Torino-Trieste, Legovich: “Occhio al contropiede dei piemontesi”

L’assistant coach dell’Alma individua i punti chiave del match di stasera

di Marco Torbianelli

Marco Legovich, ventiseienne tecnico triestino, traccia un profilo dei piemontesi: “Si tratta di una squadra che ha un “mix” di italiani d’esperienza e americani di qualità. Per quel che riguarda gli atleti nostrani, in uscita dalla panchina ci sono due uomini d’esperienza come Poeta e Cusin, elementi di grande importanza all’interno del sistema di gioco di Torino. Garantiscono qualità in fase offensiva e difensiva e saranno fattori a cui stare attenti nella partita di sabato”.
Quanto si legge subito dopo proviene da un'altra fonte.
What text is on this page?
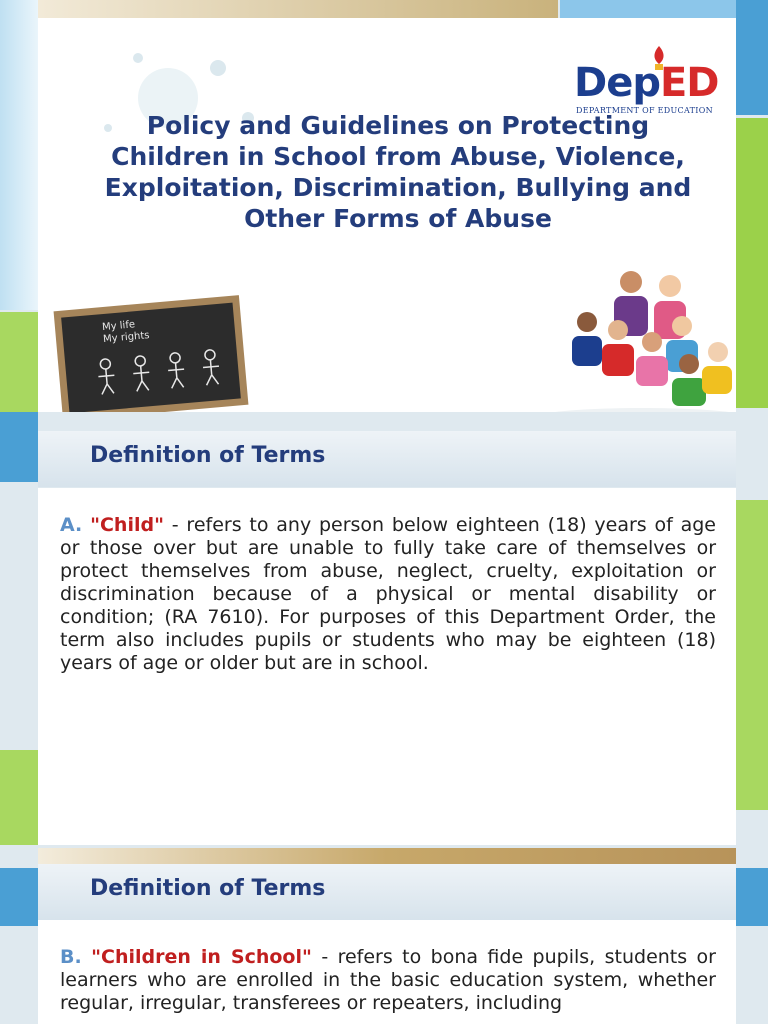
DepED
DEPARTMENT OF EDUCATION
Policy and Guidelines on Protecting Children in School from Abuse, Violence, Exploitation, Discrimination, Bullying and Other Forms of Abuse
My life
My rights
Definition of Terms
A. "Child" - refers to any person below eighteen (18) years of age or those over but are unable to fully take care of themselves or protect themselves from abuse, neglect, cruelty, exploitation or discrimination because of a physical or mental disability or condition; (RA 7610). For purposes of this Department Order, the term also includes pupils or students who may be eighteen (18) years of age or older but are in school.
Definition of Terms
B. "Children in School" - refers to bona fide pupils, students or learners who are enrolled in the basic education system, whether regular, irregular, transferees or repeaters, including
Anche per quel che riguarda gli atleti stranieri, però, la Fiat è messa piuttosto bene: “Ci sono americani nuovi ma anche gente d’esperienza; Wilson ha già calcato il parquet della Serie A, McAdoo ha alle spalle varie stagioni NBA con la maglia dei Golden State Warriors, mentre parlando dei naturalizzati troviamo gente del calibro di Delfino, vecchia conoscenza dei nostri palcoscenici e anche di scene ben più importanti”.

Per portare a casa la vittoria, il tecnico biancorosso ha le idee chiare: “Dovremo far molto bene le cose semplici; non concedere seconde opportunità a rimbalzo e fermare subito il contropiede, che è una delle migliori armi dei piemontesi in questo inizio di stagione. Da parte nostra, avere grande equilibrio nella scelta dei tiri, dando la giusta importanza ad ogni possesso che andremo a giocare”.